Division of Pulmonary Allergy, and Critical Care Medicine, Department of Medicine, Duke University Medical Center, Durham, NC 27710, USA.
Inducible nitric oxide synthase (NOS2) expression is increased in the airway epithelium in acute inflammatory disorders although the physiological impact remains unclear. We have previously shown that NOS2 inhibits NF-κB (p50-p65) activation in respiratory epithelial cells by inducing S-nitrosylation of the p65 monomer (SNO-p65). In addition, we have demonstrated that mouse lung SNO-p65 levels are acutely depleted in a lipopolysaccharide (LPS) model of lung injury and that augmenting SNO-p65 levels before LPS treatment results in decreased airway epithelial NF-κB activation, airway inflammation, and lung injury.
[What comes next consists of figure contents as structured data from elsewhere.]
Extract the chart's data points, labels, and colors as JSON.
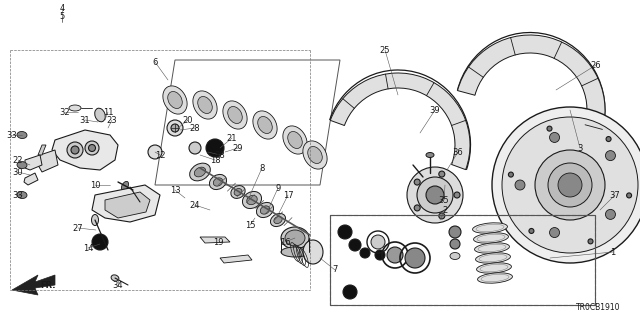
{
  "bg": "#ffffff",
  "lc": "#1a1a1a",
  "watermark": "TR0CB1910",
  "fs": 6.0,
  "figsize": [
    6.4,
    3.2
  ],
  "dpi": 100
}
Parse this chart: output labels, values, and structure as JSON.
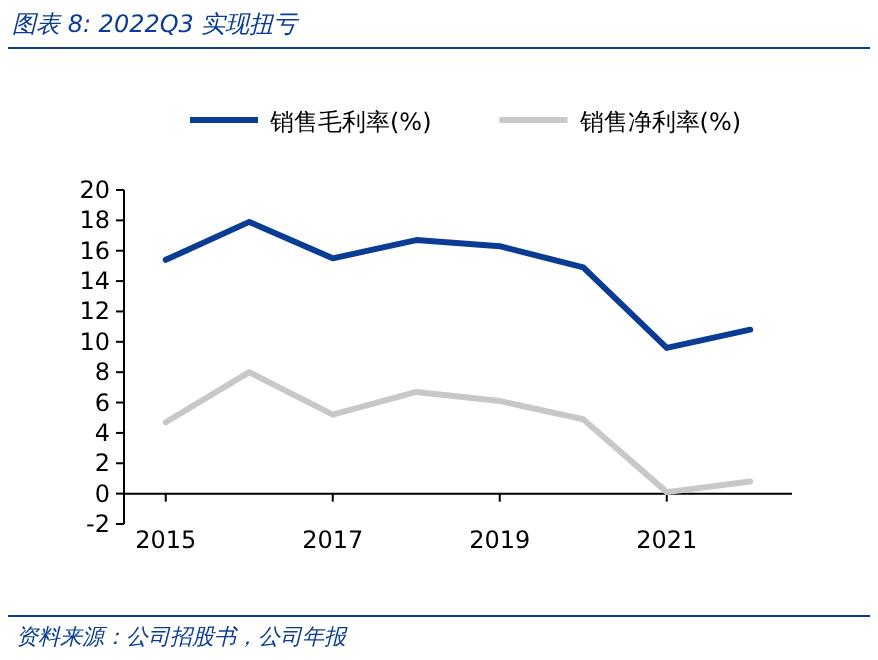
{
  "chart_data": {
    "type": "line",
    "title": "图表 8:  2022Q3 实现扭亏",
    "annotations": [
      "资料来源：公司招股书，公司年报"
    ],
    "x": [
      2015,
      2016,
      2017,
      2018,
      2019,
      2020,
      2021,
      2022
    ],
    "series": [
      {
        "name": "销售毛利率(%)",
        "color": "#0b3c94",
        "values": [
          15.4,
          17.9,
          15.5,
          16.7,
          16.3,
          14.9,
          9.6,
          10.8
        ]
      },
      {
        "name": "销售净利率(%)",
        "color": "#c8c8c8",
        "values": [
          4.7,
          8.0,
          5.2,
          6.7,
          6.1,
          4.9,
          0.1,
          0.8
        ]
      }
    ],
    "xlim": [
      2014.5,
      2022.5
    ],
    "ylim": [
      -2,
      20
    ],
    "xticks": [
      2015,
      2017,
      2019,
      2021
    ],
    "yticks": [
      -2,
      0,
      2,
      4,
      6,
      8,
      10,
      12,
      14,
      16,
      18,
      20
    ],
    "legend": "top"
  }
}
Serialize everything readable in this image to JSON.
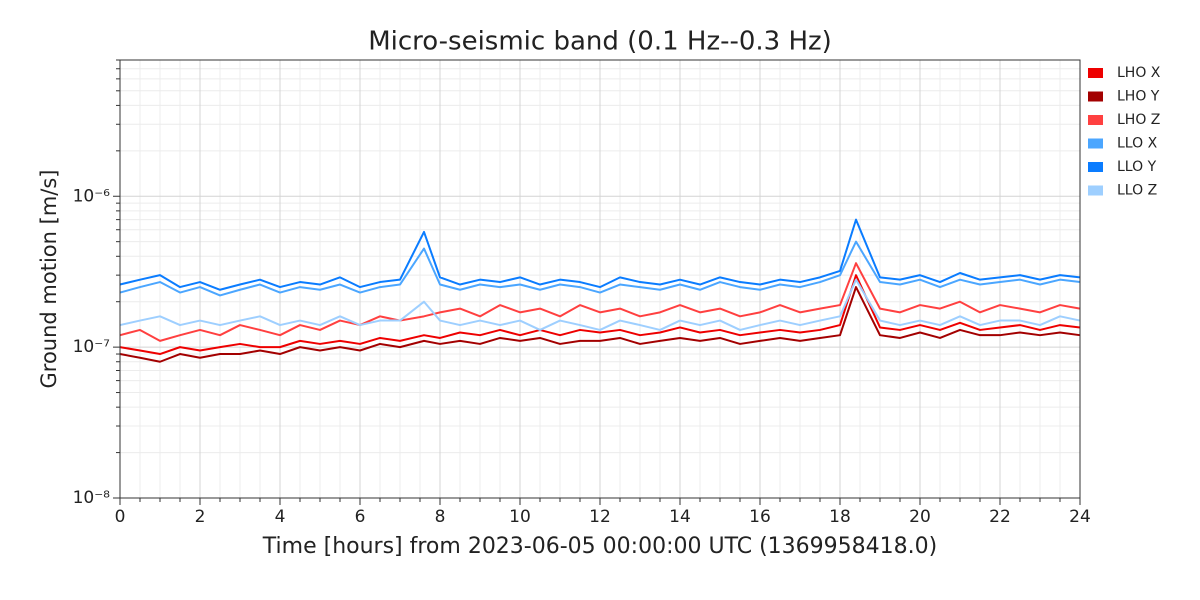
{
  "chart_data": {
    "type": "line",
    "title": "Micro-seismic band (0.1 Hz--0.3 Hz)",
    "xlabel": "Time [hours] from 2023-06-05 00:00:00 UTC (1369958418.0)",
    "ylabel": "Ground motion [m/s]",
    "yscale": "log",
    "grid": true,
    "legend_loc": "outside upper right",
    "xlim": [
      0,
      24
    ],
    "xticks": [
      0,
      2,
      4,
      6,
      8,
      10,
      12,
      14,
      16,
      18,
      20,
      22,
      24
    ],
    "ylim": [
      1e-08,
      8e-06
    ],
    "yticks": [
      {
        "value": 1e-08,
        "label": "10⁻⁸"
      },
      {
        "value": 1e-07,
        "label": "10⁻⁷"
      },
      {
        "value": 1e-06,
        "label": "10⁻⁶"
      }
    ],
    "x": [
      0,
      0.5,
      1,
      1.5,
      2,
      2.5,
      3,
      3.5,
      4,
      4.5,
      5,
      5.5,
      6,
      6.5,
      7,
      7.6,
      8,
      8.5,
      9,
      9.5,
      10,
      10.5,
      11,
      11.5,
      12,
      12.5,
      13,
      13.5,
      14,
      14.5,
      15,
      15.5,
      16,
      16.5,
      17,
      17.5,
      18,
      18.4,
      19,
      19.5,
      20,
      20.5,
      21,
      21.5,
      22,
      22.5,
      23,
      23.5,
      24
    ],
    "series": [
      {
        "name": "LHO X",
        "color": "#ee0000",
        "values": [
          1e-07,
          9.5e-08,
          9e-08,
          1e-07,
          9.5e-08,
          1e-07,
          1.05e-07,
          1e-07,
          1e-07,
          1.1e-07,
          1.05e-07,
          1.1e-07,
          1.05e-07,
          1.15e-07,
          1.1e-07,
          1.2e-07,
          1.15e-07,
          1.25e-07,
          1.2e-07,
          1.3e-07,
          1.2e-07,
          1.3e-07,
          1.2e-07,
          1.3e-07,
          1.25e-07,
          1.3e-07,
          1.2e-07,
          1.25e-07,
          1.35e-07,
          1.25e-07,
          1.3e-07,
          1.2e-07,
          1.25e-07,
          1.3e-07,
          1.25e-07,
          1.3e-07,
          1.4e-07,
          3e-07,
          1.35e-07,
          1.3e-07,
          1.4e-07,
          1.3e-07,
          1.45e-07,
          1.3e-07,
          1.35e-07,
          1.4e-07,
          1.3e-07,
          1.4e-07,
          1.35e-07
        ]
      },
      {
        "name": "LHO Y",
        "color": "#a30000",
        "values": [
          9e-08,
          8.5e-08,
          8e-08,
          9e-08,
          8.5e-08,
          9e-08,
          9e-08,
          9.5e-08,
          9e-08,
          1e-07,
          9.5e-08,
          1e-07,
          9.5e-08,
          1.05e-07,
          1e-07,
          1.1e-07,
          1.05e-07,
          1.1e-07,
          1.05e-07,
          1.15e-07,
          1.1e-07,
          1.15e-07,
          1.05e-07,
          1.1e-07,
          1.1e-07,
          1.15e-07,
          1.05e-07,
          1.1e-07,
          1.15e-07,
          1.1e-07,
          1.15e-07,
          1.05e-07,
          1.1e-07,
          1.15e-07,
          1.1e-07,
          1.15e-07,
          1.2e-07,
          2.5e-07,
          1.2e-07,
          1.15e-07,
          1.25e-07,
          1.15e-07,
          1.3e-07,
          1.2e-07,
          1.2e-07,
          1.25e-07,
          1.2e-07,
          1.25e-07,
          1.2e-07
        ]
      },
      {
        "name": "LHO Z",
        "color": "#ff4040",
        "values": [
          1.2e-07,
          1.3e-07,
          1.1e-07,
          1.2e-07,
          1.3e-07,
          1.2e-07,
          1.4e-07,
          1.3e-07,
          1.2e-07,
          1.4e-07,
          1.3e-07,
          1.5e-07,
          1.4e-07,
          1.6e-07,
          1.5e-07,
          1.6e-07,
          1.7e-07,
          1.8e-07,
          1.6e-07,
          1.9e-07,
          1.7e-07,
          1.8e-07,
          1.6e-07,
          1.9e-07,
          1.7e-07,
          1.8e-07,
          1.6e-07,
          1.7e-07,
          1.9e-07,
          1.7e-07,
          1.8e-07,
          1.6e-07,
          1.7e-07,
          1.9e-07,
          1.7e-07,
          1.8e-07,
          1.9e-07,
          3.6e-07,
          1.8e-07,
          1.7e-07,
          1.9e-07,
          1.8e-07,
          2e-07,
          1.7e-07,
          1.9e-07,
          1.8e-07,
          1.7e-07,
          1.9e-07,
          1.8e-07
        ]
      },
      {
        "name": "LLO X",
        "color": "#4ba6ff",
        "values": [
          2.3e-07,
          2.5e-07,
          2.7e-07,
          2.3e-07,
          2.5e-07,
          2.2e-07,
          2.4e-07,
          2.6e-07,
          2.3e-07,
          2.5e-07,
          2.4e-07,
          2.6e-07,
          2.3e-07,
          2.5e-07,
          2.6e-07,
          4.5e-07,
          2.6e-07,
          2.4e-07,
          2.6e-07,
          2.5e-07,
          2.6e-07,
          2.4e-07,
          2.6e-07,
          2.5e-07,
          2.3e-07,
          2.6e-07,
          2.5e-07,
          2.4e-07,
          2.6e-07,
          2.4e-07,
          2.7e-07,
          2.5e-07,
          2.4e-07,
          2.6e-07,
          2.5e-07,
          2.7e-07,
          3e-07,
          5e-07,
          2.7e-07,
          2.6e-07,
          2.8e-07,
          2.5e-07,
          2.8e-07,
          2.6e-07,
          2.7e-07,
          2.8e-07,
          2.6e-07,
          2.8e-07,
          2.7e-07
        ]
      },
      {
        "name": "LLO Y",
        "color": "#0a7cff",
        "values": [
          2.6e-07,
          2.8e-07,
          3e-07,
          2.5e-07,
          2.7e-07,
          2.4e-07,
          2.6e-07,
          2.8e-07,
          2.5e-07,
          2.7e-07,
          2.6e-07,
          2.9e-07,
          2.5e-07,
          2.7e-07,
          2.8e-07,
          5.8e-07,
          2.9e-07,
          2.6e-07,
          2.8e-07,
          2.7e-07,
          2.9e-07,
          2.6e-07,
          2.8e-07,
          2.7e-07,
          2.5e-07,
          2.9e-07,
          2.7e-07,
          2.6e-07,
          2.8e-07,
          2.6e-07,
          2.9e-07,
          2.7e-07,
          2.6e-07,
          2.8e-07,
          2.7e-07,
          2.9e-07,
          3.2e-07,
          7e-07,
          2.9e-07,
          2.8e-07,
          3e-07,
          2.7e-07,
          3.1e-07,
          2.8e-07,
          2.9e-07,
          3e-07,
          2.8e-07,
          3e-07,
          2.9e-07
        ]
      },
      {
        "name": "LLO Z",
        "color": "#9ecfff",
        "values": [
          1.4e-07,
          1.5e-07,
          1.6e-07,
          1.4e-07,
          1.5e-07,
          1.4e-07,
          1.5e-07,
          1.6e-07,
          1.4e-07,
          1.5e-07,
          1.4e-07,
          1.6e-07,
          1.4e-07,
          1.5e-07,
          1.5e-07,
          2e-07,
          1.5e-07,
          1.4e-07,
          1.5e-07,
          1.4e-07,
          1.5e-07,
          1.3e-07,
          1.5e-07,
          1.4e-07,
          1.3e-07,
          1.5e-07,
          1.4e-07,
          1.3e-07,
          1.5e-07,
          1.4e-07,
          1.5e-07,
          1.3e-07,
          1.4e-07,
          1.5e-07,
          1.4e-07,
          1.5e-07,
          1.6e-07,
          2.8e-07,
          1.5e-07,
          1.4e-07,
          1.5e-07,
          1.4e-07,
          1.6e-07,
          1.4e-07,
          1.5e-07,
          1.5e-07,
          1.4e-07,
          1.6e-07,
          1.5e-07
        ]
      }
    ]
  }
}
We now show that aerosolized LPS induces NOS2 expression in the respiratory epithelium concomitant with an increase in lung SNO-p65 levels and a decrease in airway NF-κB activity. Genetic deletion of NOS2 results in an absence of SNO-p65 formation, persistent NF-κB activity in the respiratory epithelium, and prolonged airway inflammation. These results indicate that a primary function of LPS-induced NOS2 expression in the respiratory epithelium is to modulate the inflammatory response through deactivation of NF-κB via S-nitrosylation of p65, thereby counteracting the initial stimulus-coupled denitrosylation.